The sheer size of the debt isn’t the only problem. The interest payments on that debt are growing exponentially. The trailing 12-month (TTM) interest on the debt clocked in at just under $600 billion in May. This was up from $350 billion at the start of 2022, less than 18 months ago. The government has added an extra $250 billion in expenses per year on just debt service.
This is just the beginning of an upward trend. Based on the current interest payment, The Treasury is paying less than 2% interest. But a lot of the debt currently on the books was financed at very low rates before the Federal Reserve started its hiking cycle. Every month, some of that super-low-yielding paper matures and has to be replaced by bonds yielding much higher rates. That means interest payments will quickly climb much higher unless rates fall.
If interest rates remain elevated or continue rising, interest expenses could climb rapidly into the top three federal expenses. (You can read a more in-depth analysis of the national debt HERE.)
Here are some numbers to consider.
If the national debt climbs to $40 trillion (and given the current deficits it won’t take long) and interest rates remain at 5% (which Jerome Powell says will be necessary to tackle inflation) interest payments on the debt alone would skyrocket around $2 trillion per year. That means that even if the US government balanced the budget so receipts covered all spending minus interest payments, we’d still be facing a $2 trillion annual deficit.
Of course, there won’t be a balanced budget. So, let’s assume the federal government can maintain the current deficit level of around $1 trillion annually (minus interest expense). Even with this overly-optimistic scenario, the Treasury would be running a $3 trillion annual budget deficit. (That’s the current $1 trillion deficit plus $2 trillion in interest expenses.)

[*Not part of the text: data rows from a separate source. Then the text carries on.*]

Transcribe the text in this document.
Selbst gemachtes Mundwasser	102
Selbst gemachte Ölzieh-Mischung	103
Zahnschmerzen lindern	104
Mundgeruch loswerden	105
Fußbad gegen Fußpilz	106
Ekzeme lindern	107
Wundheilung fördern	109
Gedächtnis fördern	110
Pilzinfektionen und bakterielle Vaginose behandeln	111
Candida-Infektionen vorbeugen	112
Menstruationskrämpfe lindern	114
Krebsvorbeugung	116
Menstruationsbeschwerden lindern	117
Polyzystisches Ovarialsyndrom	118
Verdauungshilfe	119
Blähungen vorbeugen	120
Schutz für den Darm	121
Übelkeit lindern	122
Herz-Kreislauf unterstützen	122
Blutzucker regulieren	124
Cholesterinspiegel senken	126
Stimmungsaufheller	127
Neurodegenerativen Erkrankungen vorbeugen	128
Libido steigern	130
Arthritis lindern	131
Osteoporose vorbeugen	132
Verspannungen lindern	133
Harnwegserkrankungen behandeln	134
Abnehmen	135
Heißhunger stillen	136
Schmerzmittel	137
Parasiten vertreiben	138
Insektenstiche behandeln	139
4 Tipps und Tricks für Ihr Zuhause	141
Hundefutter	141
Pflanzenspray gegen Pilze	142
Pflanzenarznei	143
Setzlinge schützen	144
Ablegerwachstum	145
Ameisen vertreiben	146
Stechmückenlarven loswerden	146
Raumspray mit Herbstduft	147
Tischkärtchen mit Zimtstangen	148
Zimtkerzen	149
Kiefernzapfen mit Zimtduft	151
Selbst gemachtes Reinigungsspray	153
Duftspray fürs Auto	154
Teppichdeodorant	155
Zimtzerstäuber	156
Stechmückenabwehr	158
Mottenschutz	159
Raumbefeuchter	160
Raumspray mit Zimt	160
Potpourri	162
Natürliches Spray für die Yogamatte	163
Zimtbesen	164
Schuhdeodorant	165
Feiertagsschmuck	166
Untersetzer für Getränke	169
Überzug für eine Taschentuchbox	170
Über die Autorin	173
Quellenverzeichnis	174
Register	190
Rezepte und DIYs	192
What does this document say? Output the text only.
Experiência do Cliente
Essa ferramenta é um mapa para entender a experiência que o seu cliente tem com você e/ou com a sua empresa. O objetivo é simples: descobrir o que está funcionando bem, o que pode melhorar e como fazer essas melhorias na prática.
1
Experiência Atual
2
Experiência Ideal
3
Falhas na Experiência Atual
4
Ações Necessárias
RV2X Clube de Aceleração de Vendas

And the most likely scenario is spending will continue to climb, along with the budget deficits. There’s no telling how high the annual deficits could run. But just consider that since President Biden took office, the national debt has grown by $4.25 trillion — in just two-and-a-half years.
This is a fiscal powder keg. All it needs is a match.
The looming global economic downturn might just be the match that lights the fuse.
The national debt has been growing for so long that most people just shrug when we talk about it. Nobody seems particularly concerned outside of a handful of contrarians. Sure, most everybody recognizes that it might be a problem “down the road.” But they believe the road is long, so we can get away with continuing to kick the can. But mark my words, eventually, they will run out of road.